Ethylene-dependent and tissue-specific expression of LeCTR1 in tomato. The levels of LeCTR1 transcripts were assessed by real-time quantitative PCR. The experiments were carried out in triplicate. A, LeCTR1 mRNA accumulation was monitored in the root (R), hypocotyl (H), cotyledon (C), unopened buds (B), flower at anthesis (FA), senescent flowers (FS), young fruit 7 DPA (IG), mature green fruit (MG), breaker fruit (Br), breaker + 3 (Br+3), breaker + 7 (Br+7), abscission zone (Ab), callus (Cal), and leaf (L). ΔΔCt on the y axis refers to the fold difference in LeCTR1 expression relative to the leaf.

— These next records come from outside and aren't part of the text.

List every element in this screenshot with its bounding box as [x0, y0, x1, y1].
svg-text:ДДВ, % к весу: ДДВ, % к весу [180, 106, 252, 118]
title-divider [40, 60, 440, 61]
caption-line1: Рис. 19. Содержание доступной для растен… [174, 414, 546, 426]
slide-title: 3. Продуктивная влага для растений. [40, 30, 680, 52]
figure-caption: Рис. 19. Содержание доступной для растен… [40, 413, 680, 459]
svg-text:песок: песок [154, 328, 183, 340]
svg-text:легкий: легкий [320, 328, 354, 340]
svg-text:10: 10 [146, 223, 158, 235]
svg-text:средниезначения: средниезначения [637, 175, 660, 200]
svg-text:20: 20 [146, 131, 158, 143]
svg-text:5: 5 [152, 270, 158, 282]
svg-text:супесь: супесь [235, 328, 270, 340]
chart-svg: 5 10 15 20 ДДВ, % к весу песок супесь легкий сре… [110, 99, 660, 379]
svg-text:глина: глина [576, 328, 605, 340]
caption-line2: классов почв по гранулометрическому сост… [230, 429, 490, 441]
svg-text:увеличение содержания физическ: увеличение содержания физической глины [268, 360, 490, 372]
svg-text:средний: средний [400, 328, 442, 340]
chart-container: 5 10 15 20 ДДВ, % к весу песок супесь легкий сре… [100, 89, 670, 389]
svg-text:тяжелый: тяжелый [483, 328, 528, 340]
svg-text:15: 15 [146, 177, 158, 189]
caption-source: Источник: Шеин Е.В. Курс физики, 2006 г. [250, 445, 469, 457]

B, Ethylene responsiveness of LeCTR1 in mature green fruit treated with 20 μL L⁻¹ ethylene. ΔΔCt on the y axis refers to the fold difference in LeCTR1 expression relative to the control. C, LeCTR1 ethylene regulation in root and leaves. Ethylene treatment was performed as in B. ΔΔCt on the y axis refers to the fold difference in LeCTR1 expression relative to air-treated root and leaf, respectively.